Obama made it clear that he has no intention of holding accountable those responsible for the political and international crimes carried out over the past eight years.
While affirming the general principle that no one is “above the law,” Obama stressed, “I also have a belief that we need to look forward as opposed to looking backwards.” He likewise voiced his concern that any serious investigation would ignite a furor within the US intelligence apparatus, insisting that he did not want the “extraordinarily talented people” at the CIA to “feel like they’ve got to spend all their time looking over their shoulders and lawyering.”
As recently as last April, during the election campaign, Obama declared that he would ask his attorney general to “immediately review” evidence of crimes by the Bush administration.
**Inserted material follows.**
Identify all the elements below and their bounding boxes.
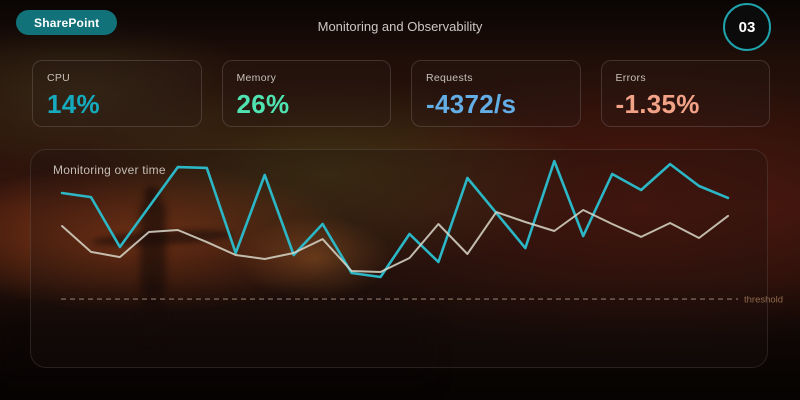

Yet, in his interview Sunday, he said that his nominee for the post, Eric Holder, would be “making some calls,” but reiterated, “my general belief is that when it comes to national security, what we have to focus on is getting things right in the future, as opposed looking at what we got wrong in the past.”
Even in response to whether a toothless coverup like the 9/11 Commission might be mounted by the new administration, Obama responded, “My orientation’s going to be to move forward.”
Given this commitment to granting what amounts to immunity to top officials in the Bush administration, including Bush and Cheney, as well as the intelligence apparatus, Obama’s formal renunciation of torture is as hollow and cynical as Bush’s own repeated assertion that, “The United States does not torture.” It did, it does, and it undoubtedly will continue to do so under an Obama administration.
Under the Geneva Conventions, those responsible for torture, including top political officials, must be prosecuted. Obama’s commitment to what amounts to an amnesty on this question makes him complicit.
All the rhetoric about “moving forward” cannot hide the fact that the incoming administration is determined to cover up these crimes because they were supported not merely by the Bush administration and the Republicans, but by the Democrats as well. Any genuine probe of the torture and detention policies of the last several years would inevitably implicate Democratic congressional leaders who were briefed and signed off on these criminal practices.
Obama’s “moderation” and “non-partisan” approach have won praise from the political right and the establishment media.
The latest issue of Newsweek magazine carries a cover story headlined: “What Would Dick Do? Why Obama May Soon Find Virtue in Cheney’s Vision of Power.”
“Obama, who has been receiving intelligence briefings for weeks, is unlikely to wildly overcorrect for the Bush administration’s abuses,” the Newsweek story states.
The president-elect’s performance on “This Week” elicited a column dripping with cynical satisfaction by William Kristol in the New York Times. Kristol, among the most prominent ideologues of the neo-conservative right, titled his piece “Continuity We Can Believe In.”
Kristol began by noting Obama’s announcement that he had narrowed his search for a White House dog to two “no-drama” breeds, adding, “And he seems to be going for the no-dramatic-change-in-the-White-House alternative as well.”
The tongue-in-cheek presentation barely concealed an unflattering analogy. Obama, marketed to the American electorate as the “candidate of change,” is emerging ever more openly as the lap dog of the same ruling elites that pursued their interests through the Bush administration before him.
Inevitably, to serve these economic, social and political interests, an Obama administration will incorporate much of the same criminal methods that were employed by its predecessor. It is for this reason that even the largely symbolic task of shutting down the US prison at Guantanamo has suddenly become very complicated.